El precio de la perfección

Christopher Nolan no es un director que haga las cosas a medias. Pero ni siquiera él estaba preparado para lo que significó llevar The Odyssey a la pantalla grande.

En una entrevista reciente con el programa Today de NBC, el cineasta británico dejó caer una bomba que ha sacudido a la industria: pasarán al menos tres años antes de que vuelva a sentarse en la silla de director. Cuando le preguntaron si los fans debían esperar otro intervalo de tres años entre películas, Nolan fue tajante: "Oh, al menos".

La razón no es falta de ideas ni de ofertas. Es agotamiento puro. "Definitivamente llegué al límite de mi propia resistencia, y la de todos los demás, creo", confesó Nolan, quien escribió, dirigió y produjo la película. "Es decir, es The Odyssey. Por supuesto que debería ser difícil. No estaríamos haciendo bien nuestro trabajo si no pareciera difícil".

Una obsesión de dos décadas filmada en IMAX 70mm

Escena de The Odyssey de Christopher Nolan

Lo que hace esta declaración aún más impactante es el contexto. The Odyssey no fue un proyecto más en la filmografía de Nolan: fue la culminación de un sueño que persiguió durante más de veinte años. Y lo hizo de la forma más ambiciosa posible, convirtiéndola en la primera producción de Hollywood filmada íntegramente con cámaras IMAX de 70 milímetros.

"Le dije a la gente de IMAX: si alguna vez vamos a cumplir este sueño de rodar una película entera de esta manera, esta es la indicada. Esta es The Odyssey", recordó el director.

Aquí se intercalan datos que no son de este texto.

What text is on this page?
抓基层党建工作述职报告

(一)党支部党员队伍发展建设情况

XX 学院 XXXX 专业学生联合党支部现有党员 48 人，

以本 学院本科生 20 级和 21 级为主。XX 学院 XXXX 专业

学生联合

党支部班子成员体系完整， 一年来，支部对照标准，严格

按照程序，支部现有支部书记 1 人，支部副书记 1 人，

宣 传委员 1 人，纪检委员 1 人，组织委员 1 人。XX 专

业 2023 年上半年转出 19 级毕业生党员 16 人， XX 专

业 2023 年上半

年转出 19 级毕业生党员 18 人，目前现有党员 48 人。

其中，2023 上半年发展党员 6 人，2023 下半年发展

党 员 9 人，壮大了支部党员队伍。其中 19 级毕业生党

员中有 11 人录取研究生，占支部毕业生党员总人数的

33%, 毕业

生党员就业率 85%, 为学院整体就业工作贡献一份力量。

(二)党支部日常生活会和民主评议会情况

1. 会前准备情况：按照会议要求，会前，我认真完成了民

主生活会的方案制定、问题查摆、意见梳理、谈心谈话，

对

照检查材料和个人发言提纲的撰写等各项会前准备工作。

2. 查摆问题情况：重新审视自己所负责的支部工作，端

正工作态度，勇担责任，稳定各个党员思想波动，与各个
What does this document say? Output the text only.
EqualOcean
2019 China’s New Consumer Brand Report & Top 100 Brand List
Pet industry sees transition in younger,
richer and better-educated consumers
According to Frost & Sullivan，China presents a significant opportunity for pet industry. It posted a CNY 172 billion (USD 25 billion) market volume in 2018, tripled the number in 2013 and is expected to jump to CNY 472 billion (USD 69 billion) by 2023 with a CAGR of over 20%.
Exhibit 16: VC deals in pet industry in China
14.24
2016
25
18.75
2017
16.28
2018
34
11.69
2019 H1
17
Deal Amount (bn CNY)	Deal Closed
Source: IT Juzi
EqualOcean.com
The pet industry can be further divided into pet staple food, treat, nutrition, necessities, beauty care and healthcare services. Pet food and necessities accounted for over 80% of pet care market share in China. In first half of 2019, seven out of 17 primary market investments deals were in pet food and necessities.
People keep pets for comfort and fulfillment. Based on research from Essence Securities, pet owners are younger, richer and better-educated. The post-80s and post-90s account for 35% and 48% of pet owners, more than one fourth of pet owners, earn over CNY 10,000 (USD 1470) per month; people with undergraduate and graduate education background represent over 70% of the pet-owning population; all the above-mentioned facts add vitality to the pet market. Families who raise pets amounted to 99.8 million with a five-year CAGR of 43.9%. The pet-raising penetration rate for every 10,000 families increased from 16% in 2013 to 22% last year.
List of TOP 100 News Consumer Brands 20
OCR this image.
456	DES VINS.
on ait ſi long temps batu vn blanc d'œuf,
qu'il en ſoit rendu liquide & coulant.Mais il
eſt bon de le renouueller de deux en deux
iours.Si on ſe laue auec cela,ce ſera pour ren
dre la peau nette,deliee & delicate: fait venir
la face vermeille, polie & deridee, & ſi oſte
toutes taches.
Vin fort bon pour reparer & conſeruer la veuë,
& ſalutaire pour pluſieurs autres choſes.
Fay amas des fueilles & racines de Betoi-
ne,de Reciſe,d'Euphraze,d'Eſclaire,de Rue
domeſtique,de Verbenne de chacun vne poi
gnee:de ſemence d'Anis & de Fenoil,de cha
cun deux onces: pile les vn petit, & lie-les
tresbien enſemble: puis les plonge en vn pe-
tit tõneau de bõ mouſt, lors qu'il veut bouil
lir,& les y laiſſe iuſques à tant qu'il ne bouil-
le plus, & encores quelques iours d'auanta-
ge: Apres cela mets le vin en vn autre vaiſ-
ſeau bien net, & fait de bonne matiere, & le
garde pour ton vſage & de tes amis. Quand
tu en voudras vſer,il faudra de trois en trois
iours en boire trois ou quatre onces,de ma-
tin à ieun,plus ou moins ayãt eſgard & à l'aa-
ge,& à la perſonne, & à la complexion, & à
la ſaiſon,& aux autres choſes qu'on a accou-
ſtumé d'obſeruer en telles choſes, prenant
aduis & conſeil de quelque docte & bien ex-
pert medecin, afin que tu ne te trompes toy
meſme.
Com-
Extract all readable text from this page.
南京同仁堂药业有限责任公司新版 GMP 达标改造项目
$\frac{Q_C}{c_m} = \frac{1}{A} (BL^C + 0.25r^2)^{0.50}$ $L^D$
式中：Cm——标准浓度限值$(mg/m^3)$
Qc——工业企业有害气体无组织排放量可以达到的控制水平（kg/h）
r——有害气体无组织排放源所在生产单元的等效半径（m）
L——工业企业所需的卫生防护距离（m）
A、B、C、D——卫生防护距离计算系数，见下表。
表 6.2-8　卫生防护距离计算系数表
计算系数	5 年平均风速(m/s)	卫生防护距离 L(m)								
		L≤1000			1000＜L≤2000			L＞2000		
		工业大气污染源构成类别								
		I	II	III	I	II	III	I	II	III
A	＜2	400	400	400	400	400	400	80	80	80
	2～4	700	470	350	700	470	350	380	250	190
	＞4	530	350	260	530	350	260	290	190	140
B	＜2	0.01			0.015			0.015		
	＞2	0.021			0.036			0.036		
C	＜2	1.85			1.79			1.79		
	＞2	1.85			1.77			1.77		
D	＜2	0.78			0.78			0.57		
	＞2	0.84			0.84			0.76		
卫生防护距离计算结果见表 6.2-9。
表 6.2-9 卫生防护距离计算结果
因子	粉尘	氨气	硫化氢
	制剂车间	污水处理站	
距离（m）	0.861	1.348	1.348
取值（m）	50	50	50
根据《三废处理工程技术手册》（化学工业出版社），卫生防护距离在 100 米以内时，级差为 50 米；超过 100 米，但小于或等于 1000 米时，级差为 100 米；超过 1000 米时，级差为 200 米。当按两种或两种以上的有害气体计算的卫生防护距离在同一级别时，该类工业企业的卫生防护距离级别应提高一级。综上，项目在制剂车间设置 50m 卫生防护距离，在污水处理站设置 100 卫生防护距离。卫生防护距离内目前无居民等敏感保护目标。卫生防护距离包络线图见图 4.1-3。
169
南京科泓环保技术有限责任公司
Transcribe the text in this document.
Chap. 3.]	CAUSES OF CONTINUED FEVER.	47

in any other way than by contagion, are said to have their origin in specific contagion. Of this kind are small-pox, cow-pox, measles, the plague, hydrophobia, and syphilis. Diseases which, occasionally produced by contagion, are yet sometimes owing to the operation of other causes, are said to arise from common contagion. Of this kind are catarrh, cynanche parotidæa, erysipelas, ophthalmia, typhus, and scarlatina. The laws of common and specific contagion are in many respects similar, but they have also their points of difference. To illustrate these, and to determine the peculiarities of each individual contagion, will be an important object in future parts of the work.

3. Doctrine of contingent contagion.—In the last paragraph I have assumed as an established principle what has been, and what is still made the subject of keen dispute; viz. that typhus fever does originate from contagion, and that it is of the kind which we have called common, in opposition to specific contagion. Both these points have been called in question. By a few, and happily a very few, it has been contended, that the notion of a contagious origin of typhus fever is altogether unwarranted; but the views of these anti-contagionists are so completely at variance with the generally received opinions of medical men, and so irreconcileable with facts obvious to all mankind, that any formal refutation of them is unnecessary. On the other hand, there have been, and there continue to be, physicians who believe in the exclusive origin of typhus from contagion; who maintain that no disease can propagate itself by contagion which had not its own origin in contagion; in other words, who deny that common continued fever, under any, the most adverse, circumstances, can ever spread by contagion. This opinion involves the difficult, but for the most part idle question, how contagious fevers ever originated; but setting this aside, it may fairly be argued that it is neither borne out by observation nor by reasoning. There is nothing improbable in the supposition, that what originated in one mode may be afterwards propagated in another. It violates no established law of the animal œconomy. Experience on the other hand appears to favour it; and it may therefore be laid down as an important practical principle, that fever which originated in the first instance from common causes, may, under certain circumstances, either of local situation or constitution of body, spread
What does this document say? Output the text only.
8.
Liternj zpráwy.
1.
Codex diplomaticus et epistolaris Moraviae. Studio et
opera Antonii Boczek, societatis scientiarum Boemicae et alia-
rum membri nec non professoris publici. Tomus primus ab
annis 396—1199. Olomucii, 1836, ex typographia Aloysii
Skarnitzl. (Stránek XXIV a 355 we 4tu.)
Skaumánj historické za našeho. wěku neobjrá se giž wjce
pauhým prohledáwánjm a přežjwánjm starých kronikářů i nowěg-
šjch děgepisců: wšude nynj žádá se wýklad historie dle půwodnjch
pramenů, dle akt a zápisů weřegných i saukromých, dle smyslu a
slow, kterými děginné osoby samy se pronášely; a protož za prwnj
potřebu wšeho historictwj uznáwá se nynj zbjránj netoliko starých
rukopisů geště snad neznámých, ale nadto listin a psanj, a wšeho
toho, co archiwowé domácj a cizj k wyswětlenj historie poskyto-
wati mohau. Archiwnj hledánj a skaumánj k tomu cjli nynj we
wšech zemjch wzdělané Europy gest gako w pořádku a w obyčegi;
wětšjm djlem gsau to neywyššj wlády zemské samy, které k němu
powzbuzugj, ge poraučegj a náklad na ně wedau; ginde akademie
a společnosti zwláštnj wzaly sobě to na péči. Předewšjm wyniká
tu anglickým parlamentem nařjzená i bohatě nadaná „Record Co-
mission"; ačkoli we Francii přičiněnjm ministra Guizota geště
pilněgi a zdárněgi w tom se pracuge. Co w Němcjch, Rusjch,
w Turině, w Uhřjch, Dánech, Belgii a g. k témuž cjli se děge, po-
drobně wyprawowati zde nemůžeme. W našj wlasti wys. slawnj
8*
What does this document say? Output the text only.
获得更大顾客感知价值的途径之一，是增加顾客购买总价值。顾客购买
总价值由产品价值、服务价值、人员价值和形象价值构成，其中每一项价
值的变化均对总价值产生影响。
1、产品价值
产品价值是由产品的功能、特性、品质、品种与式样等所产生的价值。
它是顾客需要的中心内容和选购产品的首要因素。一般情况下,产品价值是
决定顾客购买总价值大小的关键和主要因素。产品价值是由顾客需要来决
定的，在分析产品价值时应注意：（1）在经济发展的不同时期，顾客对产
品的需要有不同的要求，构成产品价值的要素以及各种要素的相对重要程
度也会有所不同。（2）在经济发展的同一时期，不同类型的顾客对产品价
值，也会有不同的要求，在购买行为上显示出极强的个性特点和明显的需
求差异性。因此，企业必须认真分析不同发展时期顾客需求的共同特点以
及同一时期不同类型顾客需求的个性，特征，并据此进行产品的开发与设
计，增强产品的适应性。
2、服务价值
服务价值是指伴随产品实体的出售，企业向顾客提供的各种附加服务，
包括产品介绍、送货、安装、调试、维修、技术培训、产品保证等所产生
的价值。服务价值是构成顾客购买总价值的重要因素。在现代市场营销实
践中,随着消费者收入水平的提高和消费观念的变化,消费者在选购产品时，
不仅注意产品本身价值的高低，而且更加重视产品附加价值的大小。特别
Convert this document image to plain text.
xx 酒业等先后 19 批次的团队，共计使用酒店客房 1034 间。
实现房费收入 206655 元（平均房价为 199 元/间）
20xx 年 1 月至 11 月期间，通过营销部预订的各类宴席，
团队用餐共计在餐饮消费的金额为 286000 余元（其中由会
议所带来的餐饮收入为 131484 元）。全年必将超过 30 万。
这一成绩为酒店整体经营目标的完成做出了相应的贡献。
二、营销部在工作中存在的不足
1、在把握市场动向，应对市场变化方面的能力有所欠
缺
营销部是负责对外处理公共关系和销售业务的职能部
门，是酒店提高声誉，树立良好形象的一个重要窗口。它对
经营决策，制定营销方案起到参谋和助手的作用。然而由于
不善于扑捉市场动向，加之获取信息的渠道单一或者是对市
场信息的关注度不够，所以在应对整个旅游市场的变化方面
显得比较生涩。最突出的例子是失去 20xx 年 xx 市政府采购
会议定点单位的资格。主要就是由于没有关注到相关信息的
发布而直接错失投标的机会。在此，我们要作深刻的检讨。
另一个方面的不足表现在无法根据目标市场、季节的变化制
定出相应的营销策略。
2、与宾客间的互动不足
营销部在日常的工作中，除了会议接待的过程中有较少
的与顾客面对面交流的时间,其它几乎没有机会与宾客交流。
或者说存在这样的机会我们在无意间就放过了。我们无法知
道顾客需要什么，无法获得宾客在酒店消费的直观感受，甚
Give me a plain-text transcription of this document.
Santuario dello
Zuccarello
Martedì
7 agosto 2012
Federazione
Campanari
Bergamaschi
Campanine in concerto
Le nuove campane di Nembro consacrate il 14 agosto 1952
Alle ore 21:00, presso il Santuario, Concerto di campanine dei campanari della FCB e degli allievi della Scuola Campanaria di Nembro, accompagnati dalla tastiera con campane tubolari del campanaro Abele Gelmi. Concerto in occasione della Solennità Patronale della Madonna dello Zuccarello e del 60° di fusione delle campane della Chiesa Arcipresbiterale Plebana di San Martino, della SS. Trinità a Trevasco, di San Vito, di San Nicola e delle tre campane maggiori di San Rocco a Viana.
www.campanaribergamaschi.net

El resultado habla por sí solo. La película debutó con $124.5 millones en taquilla doméstica y $257.8 millones a nivel global, rompiendo múltiples récords: el mayor estreno de acción en vivo de 2026, la mejor apertura personal de Matt Damon como protagonista, y el mayor debut de una película con clasificación R para Universal Pictures.

La crítica se rinde ante la épica de Homero

Pero los números son solo la mitad de la historia. The Odyssey ostenta un impresionante 95% en Rotten Tomatoes basado en más de 360 reseñas, con un promedio de 8.7/10, lo que la convierte en la película mejor valorada de toda la carrera de Nolan en la plataforma. El público le otorgó una calificación A en CinemaScore, confirmando que la apuesta del director por el cine épico, ambicioso y sin concesiones sigue conectando con las audiencias masivas.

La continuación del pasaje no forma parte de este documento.